- Pakistan / Australia
- Dates: 30 May – 4 June 2026
- Captains: Shaheen Shah Afridi / Josh Inglis

One Day International series
- Results: Pakistan won the 3-match series 2–1
- Most runs: Babar Azam (125) / Josh Inglis (129)
- Most wickets: Shaheen Shah Afridi (7) Arafat Minhas (7) / Nathan Ellis (7)
- Player of the series: Arafat Minhas (Pak)

= Australian cricket team in Pakistan in 2026 =

International cricket tour

The Australian cricket team visited Pakistan in May and June 2026 to play the Pakistan cricket team.
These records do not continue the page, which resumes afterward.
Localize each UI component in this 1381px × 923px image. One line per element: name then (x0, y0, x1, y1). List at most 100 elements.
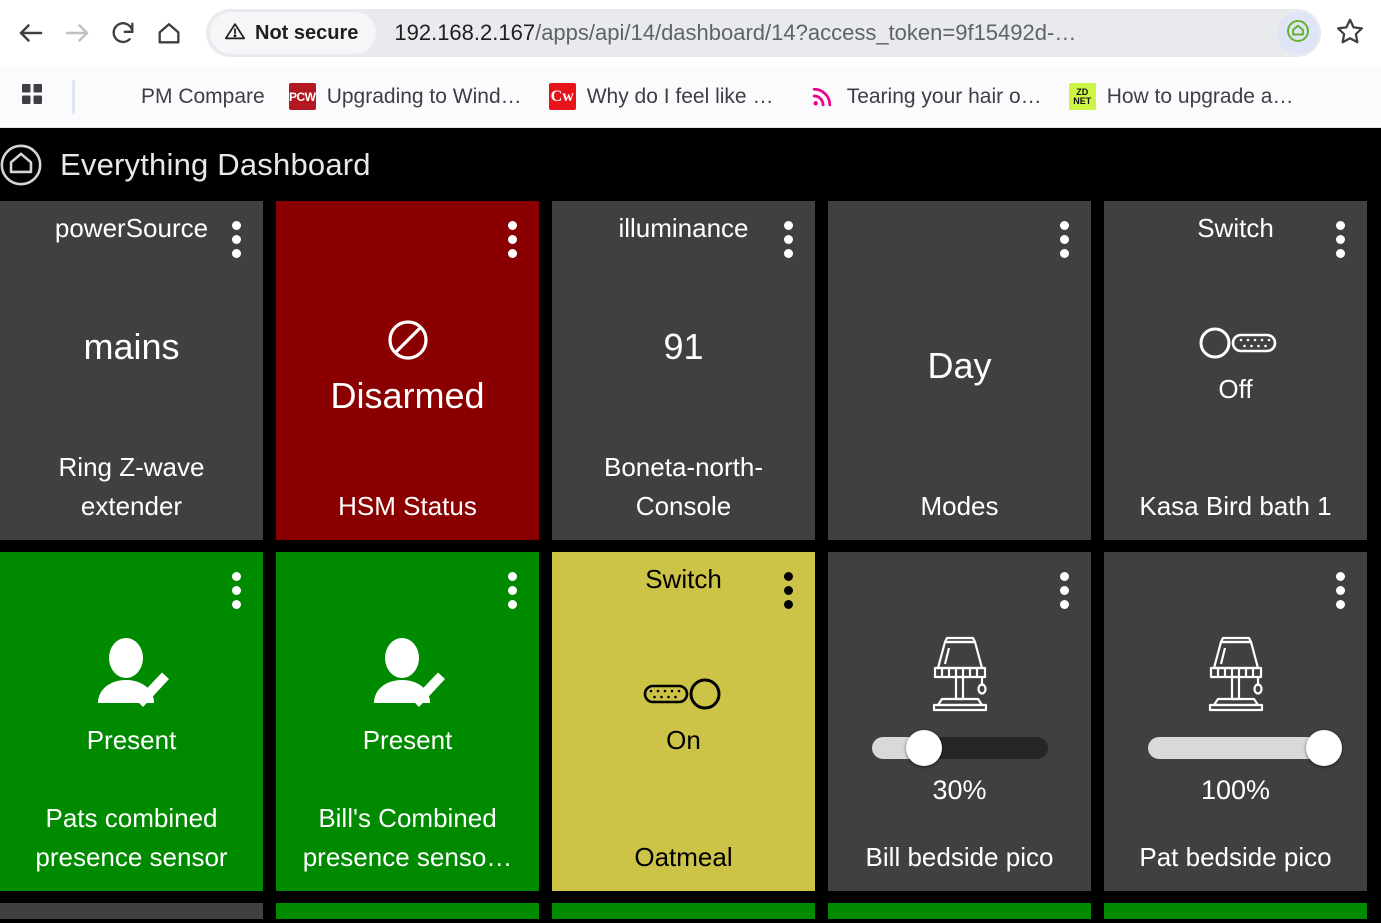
dimmer-slider[interactable] (871, 730, 1048, 766)
dimmer-slider[interactable] (1147, 730, 1342, 766)
tile-partial[interactable] (276, 903, 539, 919)
tile-menu-button[interactable] (784, 572, 793, 609)
tile-menu-button[interactable] (1060, 572, 1069, 609)
tile-value: 91 (663, 325, 704, 367)
tile-title: illuminance (618, 213, 749, 243)
tile-menu-button[interactable] (508, 221, 517, 258)
hubitat-house-icon (0, 142, 44, 188)
home-button[interactable] (146, 10, 192, 56)
tile-value: Present (362, 725, 453, 755)
browser-chrome: Not secure 192.168.2.167/apps/api/14/das… (0, 0, 1381, 128)
bookmark-item[interactable]: ZD NET How to upgrade an '… (1057, 77, 1317, 116)
tile-footer: Kasa Bird bath 1 (1139, 491, 1332, 521)
tile-footer: Pat bedside pico (1139, 842, 1332, 872)
tile-dimmer-bill-bedside-pico[interactable]: 30% Bill bedside pico (828, 552, 1091, 891)
tile-value: On (666, 724, 701, 755)
page-title: Everything Dashboard (60, 146, 371, 182)
slider-knob[interactable] (1305, 730, 1342, 766)
dashboard: Everything Dashboard powerSource mains R… (0, 128, 1381, 919)
tile-body: 91 (564, 245, 803, 448)
tile-partial[interactable] (828, 903, 1091, 919)
tile-menu-button[interactable] (232, 572, 241, 609)
tile-modes[interactable]: Day Modes (828, 201, 1091, 540)
tile-value: Day (927, 345, 992, 386)
tile-body: Off (1116, 245, 1355, 487)
url-path: /apps/api/14/dashboard/14?access_token=9… (535, 20, 1077, 45)
tile-body: Present (288, 596, 527, 799)
browser-toolbar: Not secure 192.168.2.167/apps/api/14/das… (0, 0, 1381, 66)
home-icon (155, 19, 183, 47)
forward-button[interactable] (54, 10, 100, 56)
tile-title (288, 211, 527, 245)
table-lamp-icon (920, 628, 1000, 717)
tile-partial[interactable] (0, 903, 263, 919)
tile-body: mains (12, 245, 251, 448)
tile-value: 100% (1200, 775, 1271, 805)
tile-power-source[interactable]: powerSource mains Ring Z-wave extender (0, 201, 263, 540)
tile-menu-button[interactable] (1336, 572, 1345, 609)
tile-hsm-status[interactable]: Disarmed HSM Status (276, 201, 539, 540)
zdnet-favicon: ZD NET (1068, 83, 1096, 110)
tile-menu-button[interactable] (1060, 221, 1069, 258)
dashboard-header: Everything Dashboard (0, 128, 1381, 201)
bookmark-star-button[interactable] (1327, 10, 1373, 56)
table-lamp-icon (1196, 628, 1276, 717)
tile-title: Switch (645, 564, 722, 594)
tile-body: Day (840, 245, 1079, 487)
toggle-off-icon[interactable] (1195, 326, 1277, 365)
reload-icon (109, 19, 137, 47)
tile-dimmer-pat-bedside-pico[interactable]: 100% Pat bedside pico (1104, 552, 1367, 891)
tile-title (840, 562, 1079, 596)
bookmark-star-icon (1335, 16, 1365, 51)
bookmark-label: Why do I feel like a… (586, 84, 785, 108)
tile-value: mains (83, 325, 180, 367)
bookmark-item[interactable]: PCW Upgrading to Windo… (277, 77, 537, 116)
tile-footer: HSM Status (338, 491, 477, 521)
tile-title (12, 562, 251, 596)
tile-partial[interactable] (1104, 903, 1367, 919)
tile-illuminance[interactable]: illuminance 91 Boneta-north-Console (552, 201, 815, 540)
tile-value: Present (86, 725, 177, 755)
tile-value: 30% (932, 775, 987, 805)
person-present-check-icon (90, 637, 174, 716)
reload-button[interactable] (100, 10, 146, 56)
slider-filled-track (1147, 737, 1324, 759)
url-text[interactable]: 192.168.2.167/apps/api/14/dashboard/14?a… (394, 20, 1277, 46)
tile-switch-oatmeal[interactable]: Switch On (552, 552, 815, 891)
tile-body: Disarmed (288, 245, 527, 487)
tile-partial[interactable] (552, 903, 815, 919)
tile-menu-button[interactable] (1336, 221, 1345, 258)
toggle-on-icon[interactable] (643, 677, 725, 716)
slider-remaining-track (924, 737, 1048, 759)
bookmarks-divider (72, 79, 75, 114)
tile-menu-button[interactable] (784, 221, 793, 258)
security-status-label: Not secure (255, 21, 359, 44)
apps-grid-icon (20, 82, 44, 111)
forward-arrow-icon (62, 18, 92, 48)
apps-grid-button[interactable] (10, 75, 54, 119)
tile-menu-button[interactable] (232, 221, 241, 258)
tile-presence-pat[interactable]: Present Pats combined presence sensor (0, 552, 263, 891)
tile-footer: Ring Z-wave extender (58, 452, 205, 521)
hubitat-extension-button[interactable] (1277, 12, 1319, 54)
bookmark-item[interactable]: PM Compare (91, 77, 277, 116)
tile-presence-bill[interactable]: Present Bill's Combined presence senso… (276, 552, 539, 891)
tile-switch-kasa-bird-bath[interactable]: Switch (1104, 201, 1367, 540)
tile-value: Off (1218, 373, 1253, 404)
bookmark-label: Tearing your hair ou… (846, 84, 1045, 108)
bookmark-label: PM Compare (141, 84, 265, 108)
back-button[interactable] (8, 10, 54, 56)
tile-title: powerSource (54, 213, 209, 243)
slider-knob[interactable] (906, 730, 943, 766)
security-status-chip[interactable]: Not secure (210, 12, 377, 54)
rss-favicon (809, 83, 836, 110)
tile-value: Disarmed (330, 374, 485, 416)
tile-menu-button[interactable] (508, 572, 517, 609)
bookmark-item[interactable]: Cw Why do I feel like a… (537, 77, 797, 116)
bookmark-item[interactable]: Tearing your hair ou… (797, 77, 1057, 116)
address-bar[interactable]: Not secure 192.168.2.167/apps/api/14/das… (206, 9, 1321, 57)
tile-body: Present (12, 596, 251, 799)
tile-grid: powerSource mains Ring Z-wave extender D… (0, 201, 1381, 919)
tile-body: 30% (840, 596, 1079, 838)
url-host: 192.168.2.167 (394, 20, 536, 45)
The tour consisted of three ODI matches. In May 2026, the Pakistan Cricket Board (PCB) confirmed the fixtures for the tour. It was also Australia's first ODI tour to Pakistan since 2022.

==Squads==

| Pakistan | Australia |
|---|---|
| Shaheen Shah Afridi (c); Salman Ali Agha; Abrar Ahmed; Babar Azam; Ahmed Daniyal; Sahibzada Farhan; Ghazi Ghori (wk); Shamyl Hussain; Shadab Khan; Arafat Minhas; Sufyan Moqim; Rohail Nazir (wk); Haris Rauf; Maaz Sadaqat; Abdul Samad; Naseem Shah; | Mitchell Marsh (c); Josh Inglis (c, wk); Alex Carey (wk); Cooper Connolly; Nathan Ellis; Cameron Green; Matthew Kuhnemann; Marnus Labuschagne; Riley Meredith; Oliver Peake; Matthew Renshaw; Tanveer Sangha; Liam Scott; Matthew Short; Billy Stanlake; Adam Zampa; |

Mitchell Marsh was ruled out of the tour due to an ankle injury, and Josh Inglis was named as the stand-in captain.